See https://www.nationalarchives.gov.uk/PRONOM/ for details.
With this module you could:
- convert Droid signatures to Perl regular expressions
- analyze files and display which/where pattern of Droid signature matches via tag-files for wxHexEditor
- calc statistics about Droid signatures
The module is in early alpha state and should not be used in production.
Examples
Colorize wxHexeditor fields
See example file bin/pronom2wxhexeditor.pl. This colorizes the hex-blob to check PRONOM pattern matches for a given file.
Identify file
There are better tools for the job, but as a proof of concept certainly not bad: Identifying the file type of a file.

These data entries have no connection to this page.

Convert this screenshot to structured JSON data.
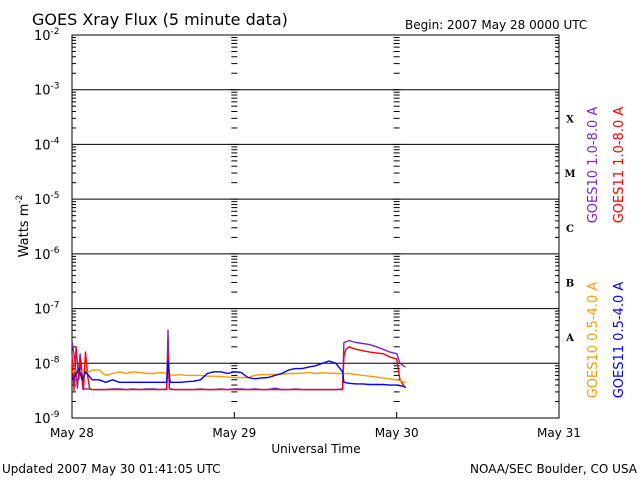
{
  "chart_data": {
    "type": "line",
    "title": "GOES Xray Flux (5 minute data)",
    "begin_label": "Begin:  2007 May 28 0000 UTC",
    "ylabel": "Watts m",
    "ylabel_sup": "-2",
    "xlabel": "Universal Time",
    "yscale": "log",
    "ylim": [
      1e-09,
      0.01
    ],
    "y_ticks": [
      {
        "value": 0.01,
        "base": "10",
        "exp": "-2"
      },
      {
        "value": 0.001,
        "base": "10",
        "exp": "-3"
      },
      {
        "value": 0.0001,
        "base": "10",
        "exp": "-4"
      },
      {
        "value": 1e-05,
        "base": "10",
        "exp": "-5"
      },
      {
        "value": 1e-06,
        "base": "10",
        "exp": "-6"
      },
      {
        "value": 1e-07,
        "base": "10",
        "exp": "-7"
      },
      {
        "value": 1e-08,
        "base": "10",
        "exp": "-8"
      },
      {
        "value": 1e-09,
        "base": "10",
        "exp": "-9"
      }
    ],
    "xlim": [
      0,
      72
    ],
    "x_ticks": [
      {
        "hours": 0,
        "label": "May 28"
      },
      {
        "hours": 24,
        "label": "May 29"
      },
      {
        "hours": 48,
        "label": "May 30"
      },
      {
        "hours": 72,
        "label": "May 31"
      }
    ],
    "flare_classes": [
      {
        "label": "X",
        "at": 0.0003
      },
      {
        "label": "M",
        "at": 3e-05
      },
      {
        "label": "C",
        "at": 3e-06
      },
      {
        "label": "B",
        "at": 3e-07
      },
      {
        "label": "A",
        "at": 3e-08
      }
    ],
    "grid": true,
    "series": [
      {
        "name": "GOES10 1.0-8.0 A",
        "color": "#7b24c8",
        "x": [
          0,
          0.4,
          0.8,
          1.2,
          1.6,
          2,
          2.5,
          3,
          4,
          5,
          6,
          7,
          8,
          9,
          10,
          11,
          12,
          13,
          14,
          14.2,
          14.4,
          14.7,
          15,
          16,
          17,
          18,
          19,
          20,
          21,
          22,
          23,
          24,
          25,
          26,
          27,
          28,
          29,
          30,
          31,
          32,
          33,
          34,
          35,
          36,
          37,
          38,
          39,
          40,
          40.2,
          41,
          41.4,
          42,
          43,
          44,
          45,
          46,
          47,
          48,
          48.5,
          49,
          49.3
        ],
        "y": [
          2.5e-08,
          1.2e-08,
          3.5e-09,
          1.5e-08,
          3.4e-09,
          3.4e-09,
          3.4e-09,
          3.3e-09,
          3.3e-09,
          3.3e-09,
          3.4e-09,
          3.4e-09,
          3.3e-09,
          3.4e-09,
          3.3e-09,
          3.4e-09,
          3.4e-09,
          3.3e-09,
          3.4e-09,
          4e-08,
          3.4e-09,
          3.4e-09,
          3.3e-09,
          3.3e-09,
          3.3e-09,
          3.3e-09,
          3.4e-09,
          3.3e-09,
          3.3e-09,
          3.4e-09,
          3.3e-09,
          3.4e-09,
          3.4e-09,
          3.3e-09,
          3.4e-09,
          3.3e-09,
          3.3e-09,
          3.5e-09,
          3.3e-09,
          3.3e-09,
          3.4e-09,
          3.3e-09,
          3.3e-09,
          3.3e-09,
          3.3e-09,
          3.3e-09,
          3.3e-09,
          3.4e-09,
          2.4e-08,
          2.6e-08,
          2.5e-08,
          2.4e-08,
          2.3e-08,
          2.2e-08,
          2e-08,
          1.8e-08,
          1.6e-08,
          1.5e-08,
          1e-08,
          9e-09,
          8.5e-09
        ]
      },
      {
        "name": "GOES11 1.0-8.0 A",
        "color": "#ff0000",
        "x": [
          0,
          0.3,
          0.6,
          1,
          1.3,
          1.7,
          2,
          2.3,
          2.6,
          3,
          3.5,
          4,
          5,
          6,
          7,
          8,
          9,
          10,
          11,
          12,
          13,
          14,
          14.2,
          14.4,
          14.7,
          15,
          16,
          17,
          18,
          19,
          20,
          21,
          22,
          23,
          24,
          25,
          26,
          27,
          28,
          29,
          30,
          31,
          32,
          33,
          34,
          35,
          36,
          37,
          38,
          39,
          40,
          40.2,
          40.5,
          41,
          41.4,
          42,
          43,
          44,
          45,
          46,
          47,
          48,
          48.5,
          49,
          49.3
        ],
        "y": [
          1.5e-08,
          3.2e-09,
          2e-08,
          5e-09,
          1.2e-08,
          3.3e-09,
          1.6e-08,
          6e-09,
          3.4e-09,
          3.3e-09,
          3.3e-09,
          3.3e-09,
          3.3e-09,
          3.3e-09,
          3.3e-09,
          3.3e-09,
          3.3e-09,
          3.3e-09,
          3.3e-09,
          3.3e-09,
          3.3e-09,
          3.3e-09,
          1.5e-08,
          3.4e-09,
          3.3e-09,
          3.3e-09,
          3.3e-09,
          3.3e-09,
          3.3e-09,
          3.3e-09,
          3.3e-09,
          3.3e-09,
          3.3e-09,
          3.3e-09,
          3.3e-09,
          3.3e-09,
          3.3e-09,
          3.3e-09,
          3.3e-09,
          3.3e-09,
          3.3e-09,
          3.3e-09,
          3.3e-09,
          3.3e-09,
          3.3e-09,
          3.3e-09,
          3.3e-09,
          3.3e-09,
          3.3e-09,
          3.3e-09,
          3.3e-09,
          1.3e-08,
          1.8e-08,
          2e-08,
          1.9e-08,
          1.8e-08,
          1.7e-08,
          1.6e-08,
          1.55e-08,
          1.5e-08,
          1.3e-08,
          1.2e-08,
          5e-09,
          4e-09,
          3.5e-09
        ]
      },
      {
        "name": "GOES10 0.5-4.0 A",
        "color": "#ff9900",
        "x": [
          0,
          1,
          2,
          3,
          4,
          5,
          6,
          7,
          8,
          9,
          10,
          11,
          12,
          13,
          14,
          15,
          16,
          17,
          18,
          19,
          20,
          21,
          22,
          23,
          24,
          25,
          26,
          27,
          28,
          29,
          30,
          31,
          32,
          33,
          34,
          35,
          36,
          37,
          38,
          39,
          40,
          41,
          42,
          43,
          44,
          45,
          46,
          47,
          48,
          48.5,
          49,
          49.3
        ],
        "y": [
          7e-09,
          7.5e-09,
          6.5e-09,
          7.5e-09,
          7.5e-09,
          6e-09,
          6.5e-09,
          7e-09,
          6.5e-09,
          7e-09,
          6.8e-09,
          6.5e-09,
          6.5e-09,
          6.8e-09,
          6.6e-09,
          6e-09,
          6.2e-09,
          6e-09,
          6e-09,
          6e-09,
          5.8e-09,
          5.8e-09,
          5.7e-09,
          5.6e-09,
          5.5e-09,
          5.5e-09,
          5.5e-09,
          6e-09,
          6.2e-09,
          6.2e-09,
          6.2e-09,
          6.3e-09,
          6.5e-09,
          6.5e-09,
          6.6e-09,
          6.8e-09,
          6.5e-09,
          6.7e-09,
          6.6e-09,
          6.5e-09,
          6.5e-09,
          6.5e-09,
          6.2e-09,
          6e-09,
          5.8e-09,
          5.6e-09,
          5.4e-09,
          5.2e-09,
          5e-09,
          4.8e-09,
          4.6e-09,
          4.5e-09
        ]
      },
      {
        "name": "GOES11 0.5-4.0 A",
        "color": "#0000ff",
        "x": [
          0,
          0.5,
          1,
          1.5,
          2,
          3,
          4,
          5,
          6,
          7,
          8,
          9,
          10,
          11,
          12,
          13,
          14,
          14.2,
          14.5,
          15,
          16,
          17,
          18,
          19,
          20,
          21,
          22,
          23,
          24,
          25,
          26,
          27,
          28,
          29,
          30,
          31,
          32,
          33,
          34,
          35,
          36,
          37,
          38,
          39,
          40,
          40.2,
          41,
          42,
          43,
          44,
          45,
          46,
          47,
          48,
          48.5,
          49,
          49.3
        ],
        "y": [
          5e-09,
          6e-09,
          8e-09,
          5e-09,
          7e-09,
          5e-09,
          5e-09,
          4.5e-09,
          5e-09,
          4.5e-09,
          4.5e-09,
          4.5e-09,
          4.5e-09,
          4.5e-09,
          4.5e-09,
          4.5e-09,
          4.5e-09,
          1.1e-08,
          4.5e-09,
          4.5e-09,
          4.5e-09,
          4.6e-09,
          4.7e-09,
          5e-09,
          6.5e-09,
          7e-09,
          7e-09,
          6.5e-09,
          7e-09,
          6.8e-09,
          5.5e-09,
          5.2e-09,
          5.4e-09,
          5.5e-09,
          6e-09,
          6.5e-09,
          7.5e-09,
          8e-09,
          8e-09,
          8.5e-09,
          9e-09,
          1e-08,
          1.1e-08,
          1e-08,
          7e-09,
          4.5e-09,
          4.3e-09,
          4.2e-09,
          4.2e-09,
          4.1e-09,
          4.1e-09,
          4.1e-09,
          4e-09,
          4e-09,
          3.9e-09,
          3.8e-09,
          3.7e-09
        ]
      }
    ]
  },
  "footer": {
    "updated": "Updated 2007 May 30 01:41:05 UTC",
    "credit": "NOAA/SEC Boulder, CO USA"
  }
}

my $pronom = File::FormatIdentification::Pronom->new(
"droid_signature_filename" => $pronomfile
);
# .. $filestream is a scalar representing a file
foreach my $internalid ( $pronom->get_all_internal_ids() ) {
my $sig = $pronom->get_signature_id_by_internal_id($internalid);
next unless defined $sig;
my @regexes = $pronom->get_regular_expressions_by_internal_id($internalid);
if ( all {$filestream =~ m/$_/saa} @regexes ) {
my $puid = $pronom->get_puid_by_signature_id($sig);
my $name = $pronom->get_name_by_signature_id($sig);
my $quality = $pronom->get_qualities_by_internal_id($internalid);
say "$binaryfile identified as $name with PUID $puid (regex quality $quality)";
}
}
See example file bin/pronomidentify.pl for a full working script.
Get PRONOM Statistics
To get a feeling for which signatures need to be revised in PRONOM, or why which file formats are difficult to recognize, you can get detailed statistics for given signature files.

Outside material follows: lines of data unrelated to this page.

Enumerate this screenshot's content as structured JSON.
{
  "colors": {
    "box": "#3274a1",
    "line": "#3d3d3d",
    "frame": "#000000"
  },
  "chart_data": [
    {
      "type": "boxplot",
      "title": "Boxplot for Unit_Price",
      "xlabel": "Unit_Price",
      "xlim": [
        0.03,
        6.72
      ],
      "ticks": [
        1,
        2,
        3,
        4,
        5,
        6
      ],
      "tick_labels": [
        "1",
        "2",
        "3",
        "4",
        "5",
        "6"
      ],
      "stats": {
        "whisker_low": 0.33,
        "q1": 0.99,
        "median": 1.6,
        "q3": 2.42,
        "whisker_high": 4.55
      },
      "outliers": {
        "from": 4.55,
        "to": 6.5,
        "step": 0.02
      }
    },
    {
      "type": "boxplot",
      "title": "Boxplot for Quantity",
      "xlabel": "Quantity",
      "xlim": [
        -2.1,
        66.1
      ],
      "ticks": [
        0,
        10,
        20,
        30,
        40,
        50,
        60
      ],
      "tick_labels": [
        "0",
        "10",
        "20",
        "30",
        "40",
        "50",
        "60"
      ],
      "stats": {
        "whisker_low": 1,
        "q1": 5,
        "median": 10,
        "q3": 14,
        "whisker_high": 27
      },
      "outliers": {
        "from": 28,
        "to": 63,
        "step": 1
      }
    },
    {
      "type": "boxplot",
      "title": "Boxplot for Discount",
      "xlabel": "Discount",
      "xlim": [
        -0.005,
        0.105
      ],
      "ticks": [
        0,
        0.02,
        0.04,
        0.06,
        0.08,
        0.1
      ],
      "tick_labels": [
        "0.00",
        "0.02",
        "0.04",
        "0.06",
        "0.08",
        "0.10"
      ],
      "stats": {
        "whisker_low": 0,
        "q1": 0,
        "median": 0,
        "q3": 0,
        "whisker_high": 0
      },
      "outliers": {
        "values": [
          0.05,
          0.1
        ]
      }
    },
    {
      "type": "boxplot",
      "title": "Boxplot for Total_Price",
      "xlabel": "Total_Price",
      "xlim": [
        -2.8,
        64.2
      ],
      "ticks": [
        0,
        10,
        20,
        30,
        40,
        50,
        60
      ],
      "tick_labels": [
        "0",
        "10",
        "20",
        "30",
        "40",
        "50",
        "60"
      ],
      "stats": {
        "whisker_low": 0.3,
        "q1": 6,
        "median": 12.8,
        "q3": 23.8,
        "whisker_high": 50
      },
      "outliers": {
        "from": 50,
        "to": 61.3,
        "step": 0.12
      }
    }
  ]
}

In the blog entry under https://kulturreste.blogspot.com/2018/10/heres-tool-make-it-work.html the statistic report is presented in more detail.
EXPORT
None by default.
NAME
File::FormatIdentification::Pronom - Perl extension for parsing PRONOM-Signatures using DROID-Signature file
SEE ALSO
File::FormatIdentification::Regex
AUTHOR
Andreas Romeyke pause@andreas-romeyke.de
COPYRIGHT AND LICENSE
Copyright (C) 2018/19/20 by Andreas Romeyke
This library is free software; you can redistribute it and/or modify it under the same terms as Perl itself, either Perl version 5.24.1 or, at your option, any later version of Perl 5 you may have available.
The droid-signature file in t/ is from https://www.nationalarchives.gov.uk/PRONOM/Default.aspx and without guarantee, it does not look like it is legally protected. If there are any legal claims, please let me know that I can remove them from the distribution.
BUGS
- Some droid recipes results in PCREs which are greedy and therefore the running time could be exponential with size of binary file.
CONTRIBUTING
Please feel free to send me comments and patches to my email address. You can clone the modules from https://art1pirat.spdns.org/art1/File-FormatIdentification-Pronom and send me merge requests.
AUTHOR
Andreas Romeyke <pause@andreas-romeyke.de>
COPYRIGHT AND LICENSE
This software is copyright (c) 2018 by Andreas Romeyke.
This is free software; you can redistribute it and/or modify it under the same terms as the Perl 5 programming language system itself.